# uk tv or radio theme - spanish flea



## pendodave (Oct 2, 2015)

Ok, so my son's school bank are playing Spanish Flea as one of their pieces. If you as old as me (born mid 60s) you'll instantly recognise it as a tv or radio theme/backing track.

However...

It turns out that there is no record on well known search engines of where I might have heard it.

To save time wasters, here are some things it is NOT

1. The US tv Show 'the dating game'. I know it technically is, but there is no way on God's green earth I would have seen this as a kid.
2. It's a knockout
3. Man about the house
4. Sale of the Century
5. Conveyor music from Generation game.
6. Pro celebrity golf

(anyone suggesting one of the above should have to contribute Â£1 to H4H....)

All online questions draw a blank along the lines of 'everyone knows it, but no-one knows where it's from'.

Answers preferred with Youtube clip !

It will drive you nuts....


----------



## Norrin Radd (Oct 2, 2015)

cant ever remember it being a theme tune to any tv or radio prog.it was used as incidental music for plenty of shows though.


----------



## chrisd (Oct 2, 2015)

In even older and can't remember it being a tv theme. If I remember it was played by Herb Alpert?


----------



## upsidedown (Oct 2, 2015)

No nor me, pretty sure it spawned some TV themes though .


----------



## Deleted member 16999 (Oct 2, 2015)

pendodave said:



			Ok, so my son's school bank are playing Spanish Flea as one of their pieces. If you as old as me (born mid 60s) you'll instantly recognise it as a tv or radio theme/backing track.

However...

It turns out that there is no record on well known search engines of where I might have heard it.
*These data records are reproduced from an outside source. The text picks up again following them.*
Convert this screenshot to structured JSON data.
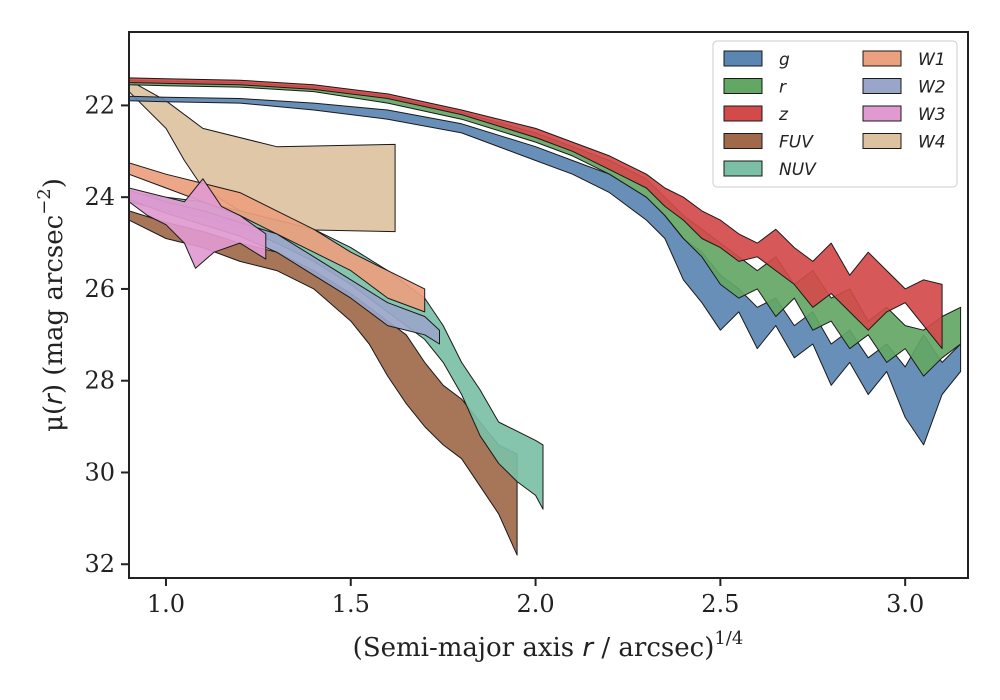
{
  "chart_data": {
    "type": "area",
    "xlabel": {
      "pre": "(Semi-major axis ",
      "var": "r",
      "post": " / arcsec)",
      "sup": "1/4"
    },
    "ylabel": {
      "pre": "μ(",
      "var": "r",
      "post": ") (mag arcsec",
      "sup": "−2",
      "end": ")"
    },
    "xlim": [
      0.9,
      3.17
    ],
    "ylim": [
      32.3,
      20.4
    ],
    "y_inverted": true,
    "xticks": [
      1.0,
      1.5,
      2.0,
      2.5,
      3.0
    ],
    "xtick_labels": [
      "1.0",
      "1.5",
      "2.0",
      "2.5",
      "3.0"
    ],
    "yticks": [
      22,
      24,
      26,
      28,
      30,
      32
    ],
    "ytick_labels": [
      "22",
      "24",
      "26",
      "28",
      "30",
      "32"
    ],
    "grid": false,
    "legend_position": "top-right",
    "legend_columns": 2,
    "series": [
      {
        "name": "W4",
        "color": "#dcc29f",
        "upper": [
          [
            0.9,
            21.45
          ],
          [
            1.0,
            21.9
          ],
          [
            1.1,
            22.5
          ],
          [
            1.3,
            22.9
          ],
          [
            1.62,
            22.85
          ]
        ],
        "lower": [
          [
            0.9,
            21.7
          ],
          [
            1.0,
            22.5
          ],
          [
            1.05,
            23.2
          ],
          [
            1.1,
            23.8
          ],
          [
            1.2,
            24.3
          ],
          [
            1.3,
            24.7
          ],
          [
            1.62,
            24.75
          ]
        ]
      },
      {
        "name": "FUV",
        "color": "#a0694a",
        "upper": [
          [
            0.9,
            24.3
          ],
          [
            1.0,
            24.55
          ],
          [
            1.1,
            24.75
          ],
          [
            1.2,
            25.0
          ],
          [
            1.3,
            25.2
          ],
          [
            1.4,
            25.6
          ],
          [
            1.5,
            26.1
          ],
          [
            1.6,
            26.7
          ],
          [
            1.65,
            27.0
          ],
          [
            1.7,
            27.6
          ],
          [
            1.75,
            28.1
          ],
          [
            1.8,
            28.4
          ],
          [
            1.85,
            28.9
          ],
          [
            1.9,
            29.4
          ],
          [
            1.95,
            29.6
          ]
        ],
        "lower": [
          [
            0.9,
            24.5
          ],
          [
            1.0,
            24.9
          ],
          [
            1.1,
            25.1
          ],
          [
            1.2,
            25.4
          ],
          [
            1.3,
            25.6
          ],
          [
            1.4,
            26.0
          ],
          [
            1.5,
            26.7
          ],
          [
            1.55,
            27.2
          ],
          [
            1.6,
            27.9
          ],
          [
            1.65,
            28.5
          ],
          [
            1.7,
            29.0
          ],
          [
            1.75,
            29.4
          ],
          [
            1.8,
            29.7
          ],
          [
            1.85,
            30.3
          ],
          [
            1.9,
            30.9
          ],
          [
            1.95,
            31.8
          ]
        ]
      },
      {
        "name": "NUV",
        "color": "#7bbfa6",
        "upper": [
          [
            0.9,
            23.9
          ],
          [
            1.0,
            24.0
          ],
          [
            1.1,
            24.1
          ],
          [
            1.2,
            24.3
          ],
          [
            1.3,
            24.5
          ],
          [
            1.4,
            24.7
          ],
          [
            1.5,
            25.1
          ],
          [
            1.6,
            25.6
          ],
          [
            1.7,
            26.2
          ],
          [
            1.75,
            26.8
          ],
          [
            1.8,
            27.6
          ],
          [
            1.85,
            28.2
          ],
          [
            1.9,
            28.9
          ],
          [
            1.95,
            29.1
          ],
          [
            2.0,
            29.3
          ],
          [
            2.02,
            29.4
          ]
        ],
        "lower": [
          [
            0.9,
            24.1
          ],
          [
            1.0,
            24.3
          ],
          [
            1.1,
            24.45
          ],
          [
            1.2,
            24.65
          ],
          [
            1.3,
            25.0
          ],
          [
            1.4,
            25.4
          ],
          [
            1.5,
            25.9
          ],
          [
            1.6,
            26.5
          ],
          [
            1.7,
            27.1
          ],
          [
            1.75,
            27.6
          ],
          [
            1.8,
            28.3
          ],
          [
            1.85,
            29.2
          ],
          [
            1.9,
            29.8
          ],
          [
            1.95,
            30.2
          ],
          [
            2.0,
            30.5
          ],
          [
            2.02,
            30.8
          ]
        ]
      },
      {
        "name": "W1",
        "color": "#eba07e",
        "upper": [
          [
            0.9,
            23.25
          ],
          [
            1.0,
            23.5
          ],
          [
            1.1,
            23.7
          ],
          [
            1.2,
            23.9
          ],
          [
            1.3,
            24.3
          ],
          [
            1.4,
            24.7
          ],
          [
            1.5,
            25.2
          ],
          [
            1.6,
            25.6
          ],
          [
            1.7,
            26.0
          ]
        ],
        "lower": [
          [
            0.9,
            23.5
          ],
          [
            1.0,
            23.8
          ],
          [
            1.1,
            24.1
          ],
          [
            1.2,
            24.4
          ],
          [
            1.3,
            24.8
          ],
          [
            1.4,
            25.2
          ],
          [
            1.5,
            25.6
          ],
          [
            1.6,
            26.2
          ],
          [
            1.7,
            26.5
          ]
        ]
      },
      {
        "name": "W2",
        "color": "#9aa6c9",
        "upper": [
          [
            0.9,
            23.85
          ],
          [
            1.0,
            24.1
          ],
          [
            1.1,
            24.3
          ],
          [
            1.2,
            24.55
          ],
          [
            1.3,
            24.8
          ],
          [
            1.4,
            25.3
          ],
          [
            1.5,
            25.8
          ],
          [
            1.6,
            26.3
          ],
          [
            1.7,
            26.6
          ],
          [
            1.74,
            26.9
          ]
        ],
        "lower": [
          [
            0.9,
            24.05
          ],
          [
            1.0,
            24.35
          ],
          [
            1.1,
            24.6
          ],
          [
            1.2,
            24.85
          ],
          [
            1.3,
            25.2
          ],
          [
            1.4,
            25.7
          ],
          [
            1.5,
            26.2
          ],
          [
            1.6,
            26.8
          ],
          [
            1.7,
            27.0
          ],
          [
            1.74,
            27.2
          ]
        ]
      },
      {
        "name": "W3",
        "color": "#e19ad0",
        "upper": [
          [
            0.9,
            23.8
          ],
          [
            0.95,
            23.9
          ],
          [
            1.0,
            24.0
          ],
          [
            1.05,
            24.1
          ],
          [
            1.1,
            23.6
          ],
          [
            1.15,
            24.2
          ],
          [
            1.2,
            24.4
          ],
          [
            1.27,
            24.8
          ]
        ],
        "lower": [
          [
            0.9,
            24.1
          ],
          [
            0.95,
            24.4
          ],
          [
            1.0,
            24.6
          ],
          [
            1.05,
            25.0
          ],
          [
            1.08,
            25.55
          ],
          [
            1.13,
            25.2
          ],
          [
            1.2,
            25.0
          ],
          [
            1.27,
            25.35
          ]
        ]
      },
      {
        "name": "g",
        "color": "#5b86b2",
        "upper": [
          [
            0.9,
            21.8
          ],
          [
            1.0,
            21.82
          ],
          [
            1.2,
            21.85
          ],
          [
            1.4,
            21.95
          ],
          [
            1.6,
            22.1
          ],
          [
            1.8,
            22.4
          ],
          [
            2.0,
            22.9
          ],
          [
            2.1,
            23.2
          ],
          [
            2.2,
            23.5
          ],
          [
            2.3,
            24.0
          ],
          [
            2.35,
            24.4
          ],
          [
            2.4,
            24.9
          ],
          [
            2.45,
            25.2
          ],
          [
            2.5,
            25.7
          ],
          [
            2.55,
            26.0
          ],
          [
            2.6,
            26.4
          ],
          [
            2.65,
            26.2
          ],
          [
            2.7,
            26.8
          ],
          [
            2.75,
            26.5
          ],
          [
            2.8,
            27.2
          ],
          [
            2.85,
            26.9
          ],
          [
            2.9,
            27.5
          ],
          [
            2.95,
            27.2
          ],
          [
            3.0,
            27.7
          ],
          [
            3.05,
            27.0
          ],
          [
            3.1,
            27.6
          ],
          [
            3.15,
            27.2
          ]
        ],
        "lower": [
          [
            0.9,
            21.9
          ],
          [
            1.0,
            21.92
          ],
          [
            1.2,
            21.95
          ],
          [
            1.4,
            22.1
          ],
          [
            1.6,
            22.3
          ],
          [
            1.8,
            22.6
          ],
          [
            2.0,
            23.2
          ],
          [
            2.1,
            23.5
          ],
          [
            2.2,
            23.9
          ],
          [
            2.3,
            24.5
          ],
          [
            2.35,
            24.9
          ],
          [
            2.4,
            25.8
          ],
          [
            2.45,
            26.3
          ],
          [
            2.5,
            26.9
          ],
          [
            2.55,
            26.5
          ],
          [
            2.6,
            27.3
          ],
          [
            2.65,
            26.8
          ],
          [
            2.7,
            27.5
          ],
          [
            2.75,
            27.2
          ],
          [
            2.8,
            28.1
          ],
          [
            2.85,
            27.6
          ],
          [
            2.9,
            28.3
          ],
          [
            2.95,
            27.8
          ],
          [
            3.0,
            28.8
          ],
          [
            3.05,
            29.4
          ],
          [
            3.1,
            28.3
          ],
          [
            3.15,
            27.8
          ]
        ]
      },
      {
        "name": "r",
        "color": "#63a764",
        "upper": [
          [
            0.9,
            21.45
          ],
          [
            1.0,
            21.47
          ],
          [
            1.2,
            21.5
          ],
          [
            1.4,
            21.6
          ],
          [
            1.6,
            21.8
          ],
          [
            1.8,
            22.15
          ],
          [
            2.0,
            22.6
          ],
          [
            2.1,
            22.9
          ],
          [
            2.2,
            23.2
          ],
          [
            2.3,
            23.6
          ],
          [
            2.35,
            24.0
          ],
          [
            2.4,
            24.4
          ],
          [
            2.45,
            24.7
          ],
          [
            2.5,
            25.0
          ],
          [
            2.55,
            25.3
          ],
          [
            2.6,
            25.6
          ],
          [
            2.65,
            25.3
          ],
          [
            2.7,
            25.9
          ],
          [
            2.75,
            25.6
          ],
          [
            2.8,
            26.2
          ],
          [
            2.85,
            26.0
          ],
          [
            2.9,
            26.7
          ],
          [
            2.95,
            26.4
          ],
          [
            3.0,
            26.8
          ],
          [
            3.05,
            26.9
          ],
          [
            3.1,
            26.6
          ],
          [
            3.15,
            26.4
          ]
        ],
        "lower": [
          [
            0.9,
            21.55
          ],
          [
            1.0,
            21.57
          ],
          [
            1.2,
            21.6
          ],
          [
            1.4,
            21.7
          ],
          [
            1.6,
            21.95
          ],
          [
            1.8,
            22.3
          ],
          [
            2.0,
            22.8
          ],
          [
            2.1,
            23.1
          ],
          [
            2.2,
            23.5
          ],
          [
            2.3,
            24.0
          ],
          [
            2.35,
            24.4
          ],
          [
            2.4,
            24.9
          ],
          [
            2.45,
            25.3
          ],
          [
            2.5,
            25.9
          ],
          [
            2.55,
            26.2
          ],
          [
            2.6,
            26.0
          ],
          [
            2.65,
            26.6
          ],
          [
            2.7,
            26.2
          ],
          [
            2.75,
            26.9
          ],
          [
            2.8,
            26.7
          ],
          [
            2.85,
            27.3
          ],
          [
            2.9,
            27.0
          ],
          [
            2.95,
            27.6
          ],
          [
            3.0,
            27.3
          ],
          [
            3.05,
            27.9
          ],
          [
            3.1,
            27.5
          ],
          [
            3.15,
            27.2
          ]
        ]
      },
      {
        "name": "z",
        "color": "#d24a4a",
        "upper": [
          [
            0.9,
            21.4
          ],
          [
            1.0,
            21.42
          ],
          [
            1.2,
            21.45
          ],
          [
            1.4,
            21.55
          ],
          [
            1.6,
            21.75
          ],
          [
            1.8,
            22.1
          ],
          [
            2.0,
            22.5
          ],
          [
            2.1,
            22.8
          ],
          [
            2.2,
            23.1
          ],
          [
            2.3,
            23.5
          ],
          [
            2.35,
            23.8
          ],
          [
            2.4,
            24.0
          ],
          [
            2.45,
            24.3
          ],
          [
            2.5,
            24.5
          ],
          [
            2.55,
            24.8
          ],
          [
            2.6,
            25.0
          ],
          [
            2.65,
            24.7
          ],
          [
            2.7,
            25.1
          ],
          [
            2.75,
            25.4
          ],
          [
            2.8,
            25.0
          ],
          [
            2.85,
            25.7
          ],
          [
            2.9,
            25.2
          ],
          [
            2.95,
            25.6
          ],
          [
            3.0,
            26.0
          ],
          [
            3.05,
            25.8
          ],
          [
            3.1,
            25.9
          ]
        ],
        "lower": [
          [
            0.9,
            21.5
          ],
          [
            1.0,
            21.52
          ],
          [
            1.2,
            21.55
          ],
          [
            1.4,
            21.65
          ],
          [
            1.6,
            21.85
          ],
          [
            1.8,
            22.2
          ],
          [
            2.0,
            22.7
          ],
          [
            2.1,
            23.0
          ],
          [
            2.2,
            23.4
          ],
          [
            2.3,
            23.8
          ],
          [
            2.35,
            24.2
          ],
          [
            2.4,
            24.5
          ],
          [
            2.45,
            24.9
          ],
          [
            2.5,
            25.1
          ],
          [
            2.55,
            25.4
          ],
          [
            2.6,
            25.3
          ],
          [
            2.65,
            25.6
          ],
          [
            2.7,
            25.9
          ],
          [
            2.75,
            26.4
          ],
          [
            2.8,
            26.1
          ],
          [
            2.85,
            26.5
          ],
          [
            2.9,
            26.9
          ],
          [
            2.95,
            26.5
          ],
          [
            3.0,
            26.3
          ],
          [
            3.05,
            26.8
          ],
          [
            3.1,
            27.3
          ]
        ]
      }
    ],
    "legend_entries": [
      {
        "name": "g",
        "color": "#5b86b2"
      },
      {
        "name": "r",
        "color": "#63a764"
      },
      {
        "name": "z",
        "color": "#d24a4a"
      },
      {
        "name": "FUV",
        "color": "#a0694a"
      },
      {
        "name": "NUV",
        "color": "#7bbfa6"
      },
      {
        "name": "W1",
        "color": "#eba07e"
      },
      {
        "name": "W2",
        "color": "#9aa6c9"
      },
      {
        "name": "W3",
        "color": "#e19ad0"
      },
      {
        "name": "W4",
        "color": "#dcc29f"
      }
    ]
  }
}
To save time wasters, here are some things it is NOT

1. The US tv Show 'the dating game'. I know it technically is, but there is no way on God's green earth I would have seen this as a kid.
2. It's a knockout
3. Man about the house
4. Sale of the Century
5. Conveyor music from Generation game.
6. Pro celebrity golf

(anyone suggesting one of the above should have to contribute Â£1 to H4H....)

All online questions draw a blank along the lines of 'everyone knows it, but no-one knows where it's from'.

Answers preferred with Youtube clip !

It will drive you nuts....
		
Click to expand...

From Wiki
The tune has been featured in four episodes of The Simpsons: "The Otto Show", "Team Homer", "Sunday, Cruddy Sunday", and "Natural Born Kissers".

In the fingerprint scene in Rosewood's home in Beverly Hills Cop II, Eddie Murphy (playing Axel Foley) and Judge Reinhold (playing Billy Rosewood) improvised the idea of humming the tune. When Taggart (John Ashton) asks what the tune is, Rosewood replies, "The Dating Game!"

In the 1997 film Perdita Durango, the two main characters happily groove to the song while abducting two teenagers.

In an episode of The Smell of Reeves and Mortimer, Vic Reeves plays the song through a prosthetic arm.

In the Philippine Noontime show It's Showtime on ABS-CBN, this song was played for taking a picture of a person's face with a frame called "Face Dance".

In American Pie 2, the band camp counselor plays the song on his trumpet, not knowing that the trumpet had just been inserted into Jason Biggs' character's buttocks.

https://m.youtube.com/watch?v=8OJJ0PLEVvc


----------



## Mattyboy (Oct 2, 2015)

Sure they used to play it on the test card (or when the crystal palace tower broke and the program was interupted). :lol:

Now some real classic old school golf theme they should play! 
https://www.youtube.com/watch?v=nkLabj5Znfk


----------



## Ross61 (Oct 2, 2015)

I remember the tune well. It sounds like the sort of music that would have been played on "Vision On" while Tony Hart was producing his Art.


----------



## Beezerk (Oct 3, 2015)

Sounds like something Chris Evans would have used when he was in his pomp.
Alternatively, was it in a Carry On Film at all? Maybe the Abroad one or something of that ilk.


----------



## ScienceBoy (Oct 3, 2015)

Not this then... [video=youtube;mML2fPec7xU]https://www.youtube.com/watch?v=mML2fPec7xU[/video]


----------



## HomerJSimpson (Oct 3, 2015)

Looking online I can't see any suggestion it was ever used as a theme tune as such although it was in the Dating Game on US TV.


----------



## Dicky (Jan 2, 2020)

I also thought this was theme tune, after much thought ive realised it's  the theme tune to to the original 1967 Casino Royale film i was thinking of.
Burt Bacharach


----------